With the aging of the population, such problems will only get worse, the researchers said.

“Thousands of more lives will be needlessly lost if something isn’t done,” Brook said. “It’s not that doctors are evil or nurses incompetent. The system itself works against the delivery of quality.”

Several key areas need to be fixed, the report said, including the way doctors themselves do their jobs. In an era of high-tech medicine marked by dazzling advances in treatments, diagnostics and surgical techniques, doctors are still clinging to practices rooted in the 19th century. They rely on often illegible, messy, handwritten notes to track patients’ progress and are expected to remember appropriate approaches to treating a wide variety of disease, rather than referring to formal guidelines.

“It’s shocking how rudimentary the practice of medicine is,” McGlynn says. “Airline pilots have checklists. Why not in medicine? But physicians balk at practicing what they call ‘cookbook medicine.’ ”

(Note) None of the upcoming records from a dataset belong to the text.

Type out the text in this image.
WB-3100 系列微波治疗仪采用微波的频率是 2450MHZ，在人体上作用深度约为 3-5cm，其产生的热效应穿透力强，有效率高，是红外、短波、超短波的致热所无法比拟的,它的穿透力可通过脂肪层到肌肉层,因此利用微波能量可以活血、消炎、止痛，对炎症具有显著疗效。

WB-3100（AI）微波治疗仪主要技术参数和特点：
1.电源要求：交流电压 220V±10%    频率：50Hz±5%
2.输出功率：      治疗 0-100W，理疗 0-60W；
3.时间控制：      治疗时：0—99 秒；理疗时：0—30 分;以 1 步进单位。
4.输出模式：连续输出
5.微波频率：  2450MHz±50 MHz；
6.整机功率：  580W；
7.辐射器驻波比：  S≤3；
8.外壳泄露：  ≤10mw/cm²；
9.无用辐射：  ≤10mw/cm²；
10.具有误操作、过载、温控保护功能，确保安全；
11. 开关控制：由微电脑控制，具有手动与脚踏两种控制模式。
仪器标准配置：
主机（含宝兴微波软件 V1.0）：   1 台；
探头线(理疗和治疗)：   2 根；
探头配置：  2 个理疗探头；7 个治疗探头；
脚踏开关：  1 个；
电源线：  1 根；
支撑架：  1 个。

Studies have consistently shown that implementing standard procedures yields a higher quality of care and better survival rates. Yet the Rand researchers found no national tracking system for ensuring that the best practices are used, or any method for pinpointing defects and correcting them before someone dies. And because there is no way to identify who is doing a good job, and who isn’t, there are no financial incentives to drive poor-quality hospitals, medical groups and doctors out of business.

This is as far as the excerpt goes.